O sol estava atrás do guerreiro, e sua luz intensa transformava seu corpo em uma sombra monumental. O rosto permanecia oculto, coberto pela penumbra, como se os céus não permitissem que Fox visse os olhos daquele a quem devotara tanta admiração.
— Estou... apenas seguindo os seus passos, mestre — A resposta escapou de sua boca antes que pudesse pensar.
Dentro de si, Fox sabia que não era o que realmente queria dizer. Aquela lembrança era apenas um reflexo antigo, talvez distorcido, de uma conversa ocorrida muitos anos atrás. Agora, revivia-a como espectador.
— Sim, isso é óbvio — A voz de Reiji soou firme, quase como aço batendo contra pedra. — Mas qual é a razão disso?
Fox sentiu o coração apertar.
— Eu quero ser como você.
Um silêncio breve, opressor, recaiu sobre a estrada.
Então, o mestre respondeu:
— Esse é um motivo tolo e ingênuo — Suas palavras foram afiadas, carregavam uma verdade que feria mais do que qualquer lâmina. — Não estou interessado em treinar alguém que não tenha uma motivação própria além de se tornar uma cópia malfeita.
— Não é isso... — murmurou Fox, tentando se explicar, as palavras lhe escaparam.
Ele tentou avançar, novamente encaixando os pés nas pegadas, de repente o solo cedeu. Sentiu o chão puxá-lo para baixo, como se raízes de grama se transformassem em correntes e o aprisionassem. Lutou, quanto mais se movia, mais preso ficava.
Sem perceber, Reiji já estava diante dele. Fox só notou sua presença quando viu o contorno das botas firmes ao lado de seu rosto.
— Se você deseja tanto ser igual a mim... — disse o mestre, ajoelhando-se lentamente. Mesmo assim, seu rosto permanecia oculto na sombra, inatingível. — Então o único caminho que encontrará será a morte. Entendeu?

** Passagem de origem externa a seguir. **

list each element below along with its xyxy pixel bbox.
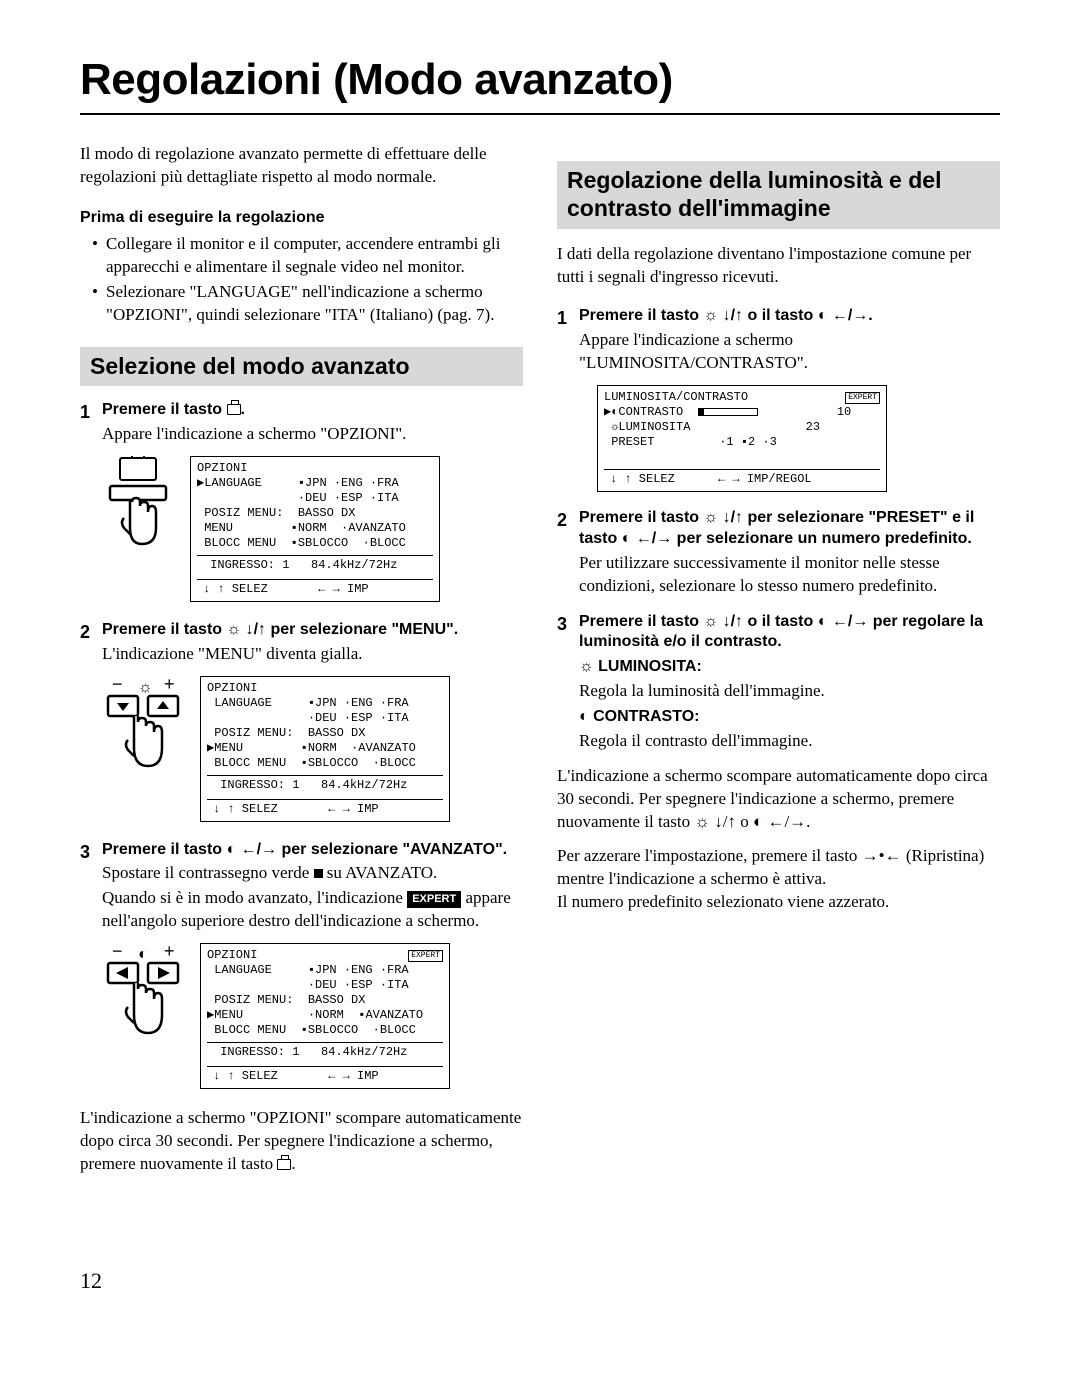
section-heading: Regolazione della luminosità e del contr… <box>557 161 1000 228</box>
expert-indicator: EXPERT <box>408 950 443 962</box>
diagram-row: OPZIONI ▶LANGUAGE ▪JPN ·ENG ·FRA ·DEU ·E… <box>102 456 523 602</box>
osd-row: ·DEU ·ESP ·ITA <box>207 978 443 993</box>
step-title: Premere il tasto . <box>102 400 523 421</box>
footer-paragraph: Il numero predefinito selezionato viene … <box>557 891 1000 914</box>
step-title: Premere il tasto ☼ ↓/↑ per selezionare "… <box>102 620 523 641</box>
step-number: 3 <box>80 840 102 934</box>
osd-row: LANGUAGE ▪JPN ·ENG ·FRA <box>207 696 443 711</box>
expert-badge: EXPERT <box>407 891 461 908</box>
section-heading: Selezione del modo avanzato <box>80 347 523 387</box>
step-number: 2 <box>80 620 102 666</box>
diagram-row: − ◐ + OPZIONI EXPERT LANG <box>102 943 523 1089</box>
osd-title: LUMINOSITA/CONTRASTO <box>604 390 748 405</box>
pre-adjust-list: Collegare il monitor e il computer, acce… <box>80 233 523 327</box>
osd-row: ·DEU ·ESP ·ITA <box>207 711 443 726</box>
osd-footer: ↓ ↑ SELEZ ← → IMP <box>213 1069 437 1084</box>
step-title: Premere il tasto ☼ ↓/↑ o il tasto ◐ ←/→ … <box>579 612 1000 654</box>
osd-row: LANGUAGE ▪JPN ·ENG ·FRA <box>207 963 443 978</box>
osd-row: ▶◐CONTRASTO 10 <box>604 405 880 420</box>
osd-title: OPZIONI <box>207 948 257 963</box>
press-updown-icon: − ☼ + <box>102 676 184 776</box>
step-title: Premere il tasto ☼ ↓/↑ o il tasto ◐ ←/→. <box>579 306 1000 327</box>
osd-screen: OPZIONI LANGUAGE ▪JPN ·ENG ·FRA ·DEU ·ES… <box>200 676 450 822</box>
osd-row: ▶MENU ▪NORM ·AVANZATO <box>207 741 443 756</box>
step-text: L'indicazione "MENU" diventa gialla. <box>102 643 523 666</box>
osd-row: MENU ▪NORM ·AVANZATO <box>197 521 433 536</box>
contrast-bar <box>698 408 758 416</box>
step: 1 Premere il tasto ☼ ↓/↑ o il tasto ◐ ←/… <box>557 306 1000 375</box>
left-column: Il modo di regolazione avanzato permette… <box>80 143 523 1176</box>
osd-title: OPZIONI <box>207 681 443 696</box>
step-number: 3 <box>557 612 579 753</box>
green-marker-icon <box>314 869 323 878</box>
osd-row: BLOCC MENU ▪SBLOCCO ·BLOCC <box>207 1023 443 1038</box>
step-text: Appare l'indicazione a schermo "LUMINOSI… <box>579 329 1000 375</box>
step-text: Per utilizzare successivamente il monito… <box>579 552 1000 598</box>
step-title: Premere il tasto ☼ ↓/↑ per selezionare "… <box>579 508 1000 550</box>
osd-screen: OPZIONI ▶LANGUAGE ▪JPN ·ENG ·FRA ·DEU ·E… <box>190 456 440 602</box>
osd-row: INGRESSO: 1 84.4kHz/72Hz <box>213 778 437 793</box>
bullet-item: Selezionare "LANGUAGE" nell'indicazione … <box>92 281 523 327</box>
menu-button-icon <box>227 404 241 415</box>
intro-paragraph: I dati della regolazione diventano l'imp… <box>557 243 1000 289</box>
osd-row: POSIZ MENU: BASSO DX <box>207 993 443 1008</box>
osd-row: INGRESSO: 1 84.4kHz/72Hz <box>213 1045 437 1060</box>
bullet-item: Collegare il monitor e il computer, acce… <box>92 233 523 279</box>
step-text: Quando si è in modo avanzato, l'indicazi… <box>102 887 523 933</box>
osd-row: BLOCC MENU ▪SBLOCCO ·BLOCC <box>197 536 433 551</box>
osd-row: ▶MENU ·NORM ▪AVANZATO <box>207 1008 443 1023</box>
step: 2 Premere il tasto ☼ ↓/↑ per selezionare… <box>557 508 1000 597</box>
osd-screen: LUMINOSITA/CONTRASTO EXPERT ▶◐CONTRASTO … <box>597 385 887 492</box>
luminosita-label: ☼ LUMINOSITA: <box>579 657 1000 678</box>
svg-text:−: − <box>112 943 123 961</box>
press-button-icon <box>102 456 174 551</box>
osd-row: PRESET ·1 ▪2 ·3 <box>604 435 880 450</box>
step-number: 1 <box>557 306 579 375</box>
step: 1 Premere il tasto . Appare l'indicazion… <box>80 400 523 446</box>
step-title: Premere il tasto ◐ ←/→ per selezionare "… <box>102 840 523 861</box>
osd-footer: ↓ ↑ SELEZ ← → IMP/REGOL <box>610 472 874 487</box>
step-text: Spostare il contrassegno verde su AVANZA… <box>102 862 523 885</box>
osd-title: OPZIONI <box>197 461 433 476</box>
step-number: 1 <box>80 400 102 446</box>
osd-row: POSIZ MENU: BASSO DX <box>197 506 433 521</box>
footer-paragraph: L'indicazione a schermo scompare automat… <box>557 765 1000 834</box>
osd-footer: ↓ ↑ SELEZ ← → IMP <box>203 582 427 597</box>
step: 3 Premere il tasto ◐ ←/→ per selezionare… <box>80 840 523 934</box>
osd-row: POSIZ MENU: BASSO DX <box>207 726 443 741</box>
step-number: 2 <box>557 508 579 597</box>
diagram-row: − ☼ + OPZIONI LANGUAGE ▪JPN ·ENG ·FRA <box>102 676 523 822</box>
osd-screen: OPZIONI EXPERT LANGUAGE ▪JPN ·ENG ·FRA ·… <box>200 943 450 1089</box>
svg-text:☼: ☼ <box>138 679 153 696</box>
footer-paragraph: L'indicazione a schermo "OPZIONI" scompa… <box>80 1107 523 1176</box>
right-column: Regolazione della luminosità e del contr… <box>557 143 1000 1176</box>
osd-row: ▶LANGUAGE ▪JPN ·ENG ·FRA <box>197 476 433 491</box>
svg-text:+: + <box>164 943 175 961</box>
intro-paragraph: Il modo di regolazione avanzato permette… <box>80 143 523 189</box>
osd-row <box>604 450 880 465</box>
step-text: Appare l'indicazione a schermo "OPZIONI"… <box>102 423 523 446</box>
page-title: Regolazioni (Modo avanzato) <box>80 50 1000 115</box>
expert-indicator: EXPERT <box>845 392 880 404</box>
step-text: Regola il contrasto dell'immagine. <box>579 730 1000 753</box>
contrasto-label: ◐ CONTRASTO: <box>579 707 1000 728</box>
osd-row: INGRESSO: 1 84.4kHz/72Hz <box>203 558 427 573</box>
svg-text:◐: ◐ <box>138 946 148 963</box>
two-column-layout: Il modo di regolazione avanzato permette… <box>80 143 1000 1176</box>
step: 3 Premere il tasto ☼ ↓/↑ o il tasto ◐ ←/… <box>557 612 1000 753</box>
pre-adjust-heading: Prima di eseguire la regolazione <box>80 207 523 229</box>
menu-button-icon <box>277 1159 291 1170</box>
osd-footer: ↓ ↑ SELEZ ← → IMP <box>213 802 437 817</box>
osd-row: ·DEU ·ESP ·ITA <box>197 491 433 506</box>
step-text: Regola la luminosità dell'immagine. <box>579 680 1000 703</box>
osd-row: BLOCC MENU ▪SBLOCCO ·BLOCC <box>207 756 443 771</box>
svg-text:−: − <box>112 676 123 694</box>
footer-paragraph: Per azzerare l'impostazione, premere il … <box>557 845 1000 891</box>
press-leftright-icon: − ◐ + <box>102 943 184 1043</box>
osd-row: ☼LUMINOSITA 23 <box>604 420 880 435</box>
page-number: 12 <box>80 1266 1000 1296</box>
step: 2 Premere il tasto ☼ ↓/↑ per selezionare… <box>80 620 523 666</box>
svg-text:+: + <box>164 676 175 694</box>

A voz ecoou dentro de Fox como um trovão. Ele engoliu em seco e, com um fio de voz, respondeu:
— Sim, senhor.
Reiji estendeu a mão. Fox a agarrou com firmeza, sentindo o calor e a força que emanavam dela. O mestre o ergueu de volta, e quando Fox voltou a ficar de pé, Reiji fez-lhe apenas uma última pergunta:
— Quem você deseja se tornar, meu aprendiz?
O jovem respirou fundo, e desta vez, sua resposta veio carregada de convicção:
— Eu quero me tornar Fox. Se o preço disso for a morte, ainda que chegue antes da sua, eu aceito.

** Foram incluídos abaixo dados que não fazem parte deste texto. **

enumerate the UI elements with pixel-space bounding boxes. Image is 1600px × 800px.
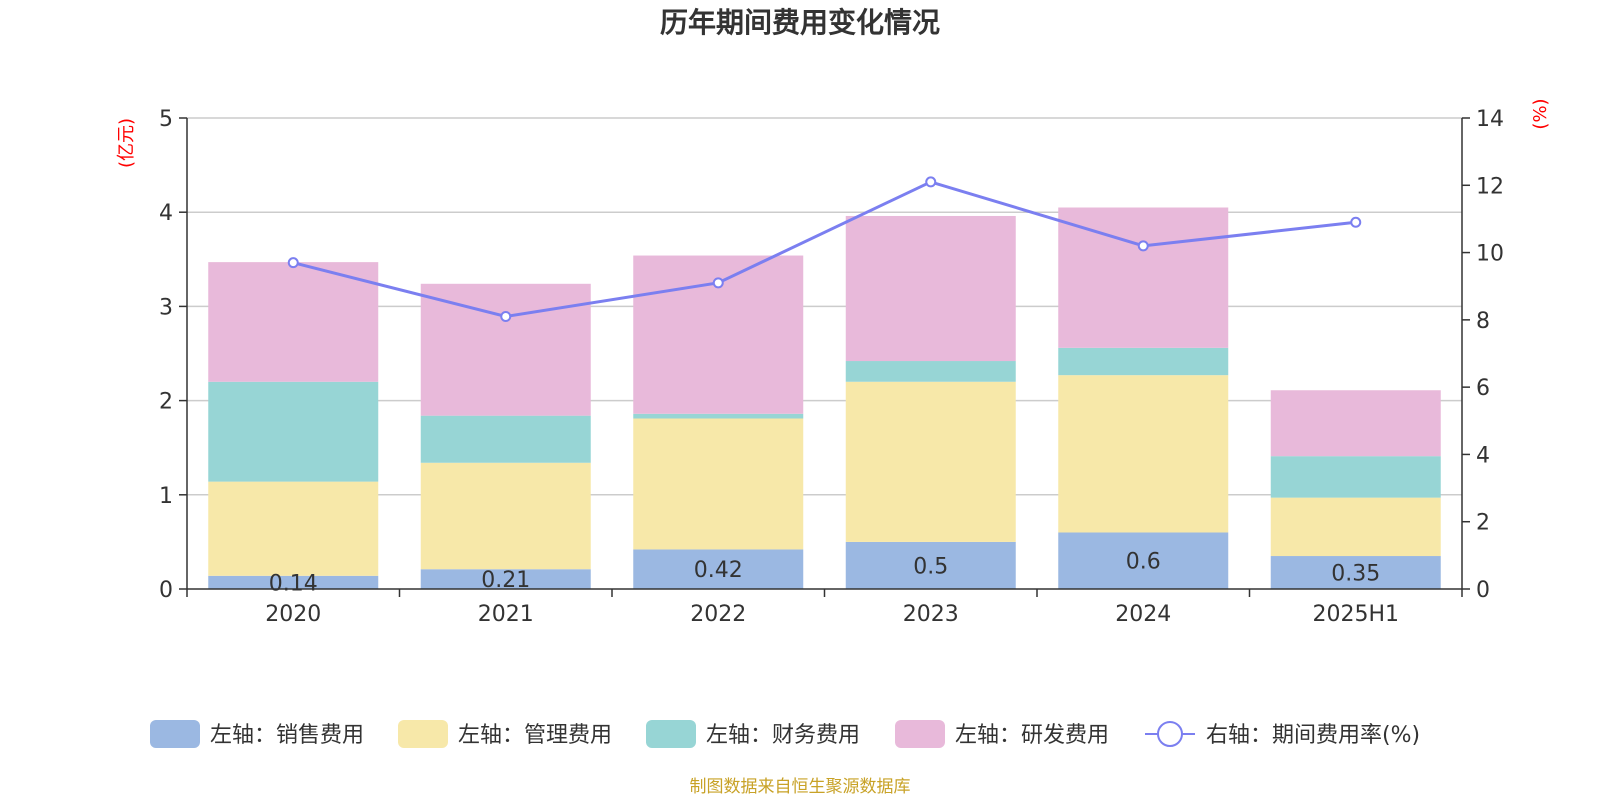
bar-segment: [845, 215, 1016, 362]
rate-point: [500, 310, 512, 322]
legend-item[interactable]: 左轴：财务费用: [646, 720, 860, 748]
bar-segment: [1270, 556, 1441, 589]
data-label: 0.35: [1331, 562, 1380, 587]
right-axis-unit: (%): [1530, 98, 1551, 129]
legend-item[interactable]: 右轴：期间费用率(%): [1145, 721, 1420, 748]
bar-segment: [1270, 456, 1441, 498]
legend-swatch: [398, 720, 448, 748]
rate-point: [1137, 240, 1149, 252]
bar-segment: [420, 569, 591, 589]
left-axis-unit: (亿元): [116, 118, 137, 168]
rate-point: [287, 257, 299, 269]
bar-segment: [1058, 347, 1229, 376]
bar-segment: [845, 541, 1016, 589]
bar-segment: [208, 481, 379, 576]
data-label: 0.6: [1126, 550, 1161, 575]
legend-item[interactable]: 左轴：管理费用: [398, 720, 612, 748]
x-tick-label: 2023: [903, 602, 959, 627]
bar-segment: [1058, 375, 1229, 533]
rate-line: [287, 176, 1362, 322]
data-labels: 0.14 0.21 0.42 0.5 0.6 0.35: [269, 550, 1380, 597]
bars: [208, 207, 1441, 589]
legend-label: 左轴：研发费用: [955, 723, 1109, 748]
right-tick-label: 10: [1476, 242, 1504, 267]
data-label: 0.42: [694, 558, 743, 583]
right-tick-label: 2: [1476, 511, 1490, 536]
legend-swatch: [150, 720, 200, 748]
bar-segment: [420, 462, 591, 570]
legend-label: 左轴：销售费用: [210, 723, 364, 748]
rate-point: [712, 277, 724, 289]
bar-segment: [420, 283, 591, 416]
bar-segment: [1058, 532, 1229, 589]
data-label: 0.21: [481, 568, 530, 593]
bar-segment: [420, 415, 591, 463]
right-tick-label: 4: [1476, 443, 1490, 468]
bar-segment: [633, 549, 804, 589]
x-tick-label: 2024: [1115, 602, 1171, 627]
bar-segment: [208, 575, 379, 589]
x-tick-label: 2025H1: [1312, 602, 1399, 627]
legend-item[interactable]: 左轴：销售费用: [150, 720, 364, 748]
rate-line-path: [292, 180, 1356, 319]
legend-label: 左轴：财务费用: [706, 723, 860, 748]
left-tick-label: 3: [159, 295, 173, 320]
x-tick-label: 2022: [690, 602, 746, 627]
x-tick-label: 2021: [478, 602, 534, 627]
bar-segment: [1270, 390, 1441, 457]
left-tick-label: 4: [159, 201, 173, 226]
left-tick-label: 1: [159, 484, 173, 509]
legend[interactable]: 左轴：销售费用 左轴：管理费用 左轴：财务费用 左轴：研发费用 右轴：期间费用率(%): [150, 720, 1420, 748]
source-note: 制图数据来自恒生聚源数据库: [690, 777, 911, 797]
legend-label: 右轴：期间费用率(%): [1206, 723, 1420, 748]
rate-point: [1350, 216, 1362, 228]
left-tick-label: 2: [159, 390, 173, 415]
left-tick-label: 0: [159, 578, 173, 603]
bar-segment: [1058, 207, 1229, 348]
bar-segment: [208, 262, 379, 382]
bar-segment: [1270, 497, 1441, 557]
right-tick-label: 12: [1476, 174, 1504, 199]
x-tick-label: 2020: [265, 602, 321, 627]
rate-point: [925, 176, 937, 188]
right-tick-label: 14: [1476, 107, 1504, 132]
bar-segment: [633, 418, 804, 550]
data-label: 0.5: [913, 554, 948, 579]
grid-lines: [187, 117, 1462, 496]
legend-swatch: [895, 720, 945, 748]
legend-swatch: [646, 720, 696, 748]
bar-segment: [633, 413, 804, 419]
bar-segment: [845, 381, 1016, 542]
data-label: 0.14: [269, 571, 318, 596]
chart-title: 历年期间费用变化情况: [660, 6, 940, 39]
bar-segment: [845, 361, 1016, 382]
legend-item[interactable]: 左轴：研发费用: [895, 720, 1109, 748]
right-tick-label: 8: [1476, 309, 1490, 334]
left-tick-label: 5: [159, 107, 173, 132]
legend-line-marker: [1157, 721, 1183, 747]
bar-segment: [208, 381, 379, 482]
legend-label: 左轴：管理费用: [458, 723, 612, 748]
right-tick-label: 6: [1476, 376, 1490, 401]
right-tick-label: 0: [1476, 578, 1490, 603]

Reiji não disse mais nada. Apenas assentiu em silêncio, virou-se, retomando seu caminho adiante.
Fox o acompanhou. Mas, antes de dar o primeiro passo, lançou um último olhar ao chão. As pegadas ainda estavam ali, marcadas com clareza. Ele não as seguiu. Em vez disso, caminhou ao lado delas, erguendo a cabeça com a mesma postura de seu mestre.
Naquele instante, compreendeu que seguir os passos de Reiji não significava imitá-lo, mas honrá-lo com o peso de sua própria jornada.
"Ainda que meus feitos jamais se igualem aos seus, mestre Reiji... prometo que, enquanto viver, honrarei todos os seus ensinamentos."